Developmental regulation of insulin in the mammalian central nervous system.

We delineated the ontogeny of rabbit brain insulin concentrations to define the regulatory role of development on this hormone in the central nervous system. Employing a sensitive ELISA, we observed higher concentrations in the late gestation fetal brain (approximately 80-90 ng/g) and early neonatal brain (approximately 195 ng/g) in comparison to the adult (approximately 32 ng/g; P less than 0.01). Further, we characterized this hormone to determine the identity of insulin (or an insulin-like substance) in brain. Employing porcine/bovine or rabbit insulin as standards, we observed that brain insulin mimicked authentic insulin in its migration on SDS-polyacrylamide and native gel electrophoresis, immunogenicity on Western blot analysis, and its elution profile on immunoaffinity column chromatographic, and high performance liquid chromatographic separation.
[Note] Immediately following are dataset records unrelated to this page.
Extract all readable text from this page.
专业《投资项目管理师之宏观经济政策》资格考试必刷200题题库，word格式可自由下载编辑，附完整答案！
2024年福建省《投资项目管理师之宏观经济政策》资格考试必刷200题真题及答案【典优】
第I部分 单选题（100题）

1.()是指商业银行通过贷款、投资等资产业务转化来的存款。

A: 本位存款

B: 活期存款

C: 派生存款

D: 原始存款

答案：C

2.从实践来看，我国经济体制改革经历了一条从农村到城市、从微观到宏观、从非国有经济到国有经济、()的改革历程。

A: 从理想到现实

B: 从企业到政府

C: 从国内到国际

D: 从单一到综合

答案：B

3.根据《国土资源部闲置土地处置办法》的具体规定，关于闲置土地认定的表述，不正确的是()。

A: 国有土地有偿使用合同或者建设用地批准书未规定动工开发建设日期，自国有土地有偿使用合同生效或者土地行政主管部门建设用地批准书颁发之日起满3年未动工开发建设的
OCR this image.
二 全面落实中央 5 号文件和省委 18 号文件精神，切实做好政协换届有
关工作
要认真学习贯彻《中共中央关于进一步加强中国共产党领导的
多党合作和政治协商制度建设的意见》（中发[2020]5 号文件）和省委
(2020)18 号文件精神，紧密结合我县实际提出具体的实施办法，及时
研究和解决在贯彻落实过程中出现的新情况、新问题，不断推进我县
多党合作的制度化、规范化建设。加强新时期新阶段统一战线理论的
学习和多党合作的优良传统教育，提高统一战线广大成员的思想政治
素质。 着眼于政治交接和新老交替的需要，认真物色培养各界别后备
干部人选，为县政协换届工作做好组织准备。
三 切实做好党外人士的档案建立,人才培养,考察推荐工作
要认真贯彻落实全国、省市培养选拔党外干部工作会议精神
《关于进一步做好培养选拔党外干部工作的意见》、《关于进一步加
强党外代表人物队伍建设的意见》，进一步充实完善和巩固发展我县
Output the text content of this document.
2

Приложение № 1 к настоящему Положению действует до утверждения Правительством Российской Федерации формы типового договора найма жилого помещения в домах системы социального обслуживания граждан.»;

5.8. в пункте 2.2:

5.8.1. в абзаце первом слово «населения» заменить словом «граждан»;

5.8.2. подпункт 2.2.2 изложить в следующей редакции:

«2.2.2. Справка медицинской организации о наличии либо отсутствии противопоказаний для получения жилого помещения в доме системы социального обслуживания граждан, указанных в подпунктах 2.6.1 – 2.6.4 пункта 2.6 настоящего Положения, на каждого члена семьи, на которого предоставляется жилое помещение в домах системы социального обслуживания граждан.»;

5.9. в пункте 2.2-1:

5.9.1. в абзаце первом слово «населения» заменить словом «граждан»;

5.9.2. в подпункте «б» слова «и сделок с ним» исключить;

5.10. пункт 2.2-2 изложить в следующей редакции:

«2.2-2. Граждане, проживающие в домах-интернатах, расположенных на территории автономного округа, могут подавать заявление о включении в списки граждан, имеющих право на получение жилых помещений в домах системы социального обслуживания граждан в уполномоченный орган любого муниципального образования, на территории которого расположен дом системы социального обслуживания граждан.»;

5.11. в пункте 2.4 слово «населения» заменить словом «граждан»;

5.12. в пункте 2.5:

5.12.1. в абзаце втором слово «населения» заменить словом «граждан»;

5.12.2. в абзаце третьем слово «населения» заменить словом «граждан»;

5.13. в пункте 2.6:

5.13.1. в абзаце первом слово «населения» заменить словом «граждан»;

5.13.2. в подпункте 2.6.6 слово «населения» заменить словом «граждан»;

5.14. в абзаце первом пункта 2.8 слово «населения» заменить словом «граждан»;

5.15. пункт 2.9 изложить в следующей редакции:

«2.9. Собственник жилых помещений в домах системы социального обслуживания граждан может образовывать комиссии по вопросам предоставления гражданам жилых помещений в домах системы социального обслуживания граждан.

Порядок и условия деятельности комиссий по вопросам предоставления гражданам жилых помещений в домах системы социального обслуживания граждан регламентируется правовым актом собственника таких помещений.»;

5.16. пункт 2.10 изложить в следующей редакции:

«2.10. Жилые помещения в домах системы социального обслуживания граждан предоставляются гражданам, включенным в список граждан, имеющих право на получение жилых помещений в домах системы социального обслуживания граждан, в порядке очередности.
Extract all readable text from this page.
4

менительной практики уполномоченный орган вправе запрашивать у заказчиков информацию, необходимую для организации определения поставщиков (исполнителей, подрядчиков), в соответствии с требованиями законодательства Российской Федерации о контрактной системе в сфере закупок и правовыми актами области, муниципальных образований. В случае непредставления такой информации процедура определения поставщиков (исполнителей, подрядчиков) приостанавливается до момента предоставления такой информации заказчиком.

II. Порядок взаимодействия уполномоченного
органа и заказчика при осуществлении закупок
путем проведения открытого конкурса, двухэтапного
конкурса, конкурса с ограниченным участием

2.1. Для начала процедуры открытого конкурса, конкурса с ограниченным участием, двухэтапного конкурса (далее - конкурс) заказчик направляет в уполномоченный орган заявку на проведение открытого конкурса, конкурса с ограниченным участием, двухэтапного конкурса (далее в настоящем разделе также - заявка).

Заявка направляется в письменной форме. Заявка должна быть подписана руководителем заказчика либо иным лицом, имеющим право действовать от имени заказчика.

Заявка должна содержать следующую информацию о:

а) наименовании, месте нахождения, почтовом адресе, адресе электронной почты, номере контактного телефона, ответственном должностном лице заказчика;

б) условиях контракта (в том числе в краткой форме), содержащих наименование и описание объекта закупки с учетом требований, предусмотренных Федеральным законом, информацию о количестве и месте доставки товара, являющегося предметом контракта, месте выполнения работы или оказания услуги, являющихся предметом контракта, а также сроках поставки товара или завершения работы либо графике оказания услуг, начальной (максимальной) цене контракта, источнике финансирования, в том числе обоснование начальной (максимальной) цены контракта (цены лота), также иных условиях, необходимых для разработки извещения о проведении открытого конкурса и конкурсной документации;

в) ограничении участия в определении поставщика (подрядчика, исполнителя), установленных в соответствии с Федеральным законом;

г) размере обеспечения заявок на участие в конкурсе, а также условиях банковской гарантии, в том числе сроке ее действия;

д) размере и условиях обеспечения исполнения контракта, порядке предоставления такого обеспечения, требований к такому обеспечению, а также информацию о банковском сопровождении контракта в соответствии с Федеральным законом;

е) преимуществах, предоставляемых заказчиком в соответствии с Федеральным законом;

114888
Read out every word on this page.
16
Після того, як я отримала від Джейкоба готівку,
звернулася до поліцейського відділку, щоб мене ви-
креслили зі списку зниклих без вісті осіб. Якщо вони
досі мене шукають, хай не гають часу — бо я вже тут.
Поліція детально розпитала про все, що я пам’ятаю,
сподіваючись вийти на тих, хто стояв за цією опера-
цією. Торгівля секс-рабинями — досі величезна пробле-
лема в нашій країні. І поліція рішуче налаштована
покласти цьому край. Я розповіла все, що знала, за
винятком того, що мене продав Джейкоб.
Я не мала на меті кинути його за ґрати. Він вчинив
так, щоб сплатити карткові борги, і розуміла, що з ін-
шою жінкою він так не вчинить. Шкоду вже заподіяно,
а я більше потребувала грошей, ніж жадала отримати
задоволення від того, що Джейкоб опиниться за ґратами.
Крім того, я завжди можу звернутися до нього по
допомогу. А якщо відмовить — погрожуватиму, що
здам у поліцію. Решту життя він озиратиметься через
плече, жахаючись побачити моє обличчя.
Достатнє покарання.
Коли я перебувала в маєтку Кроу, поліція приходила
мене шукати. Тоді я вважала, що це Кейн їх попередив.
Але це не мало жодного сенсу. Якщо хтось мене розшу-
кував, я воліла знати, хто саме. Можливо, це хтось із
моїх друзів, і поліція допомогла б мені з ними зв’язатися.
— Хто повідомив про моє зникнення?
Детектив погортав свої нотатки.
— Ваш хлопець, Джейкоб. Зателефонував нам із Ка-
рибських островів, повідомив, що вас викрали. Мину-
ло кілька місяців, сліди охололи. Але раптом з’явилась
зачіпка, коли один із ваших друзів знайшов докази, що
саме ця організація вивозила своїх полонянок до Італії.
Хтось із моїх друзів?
We then examined the developmental effects on circulating and cerebrospinal fluid (CSF) radioimmunoassayable insulin levels. No statistically significant differences (ANOVA) existed through development in either the serum or CSF insulin levels. Employing multiple regression analysis, no correlation was evident between brain and either serum or CSF insulin concentration. A search for insulin mRNA by Northern blot analysis yielded minute amounts of atypical large sized transcripts. We conclude that the insulin peptide in the central nervous system closely resembles (or is identical to) circulating insulin in many properties and that there is a developmental increase in brain insulin concentrations, the maximal peak occuring in the late gestation fetus and early neonate. Insulin concentrations in brain demonstrate no conventional relationship to either the serum or CSF insulin levels, suggesting an additional source of peptide, which contributes beyond that which is available via the circulation. The amounts of insulin present within the central nervous system are minute (difficult to detect) but in the range (10-100 ng) where the hormone can interact with either insulin or insulin-like growth factor I (IGF-I) receptors that are abundantly present on developing brain cells, thereby executing the biological function of the hormone.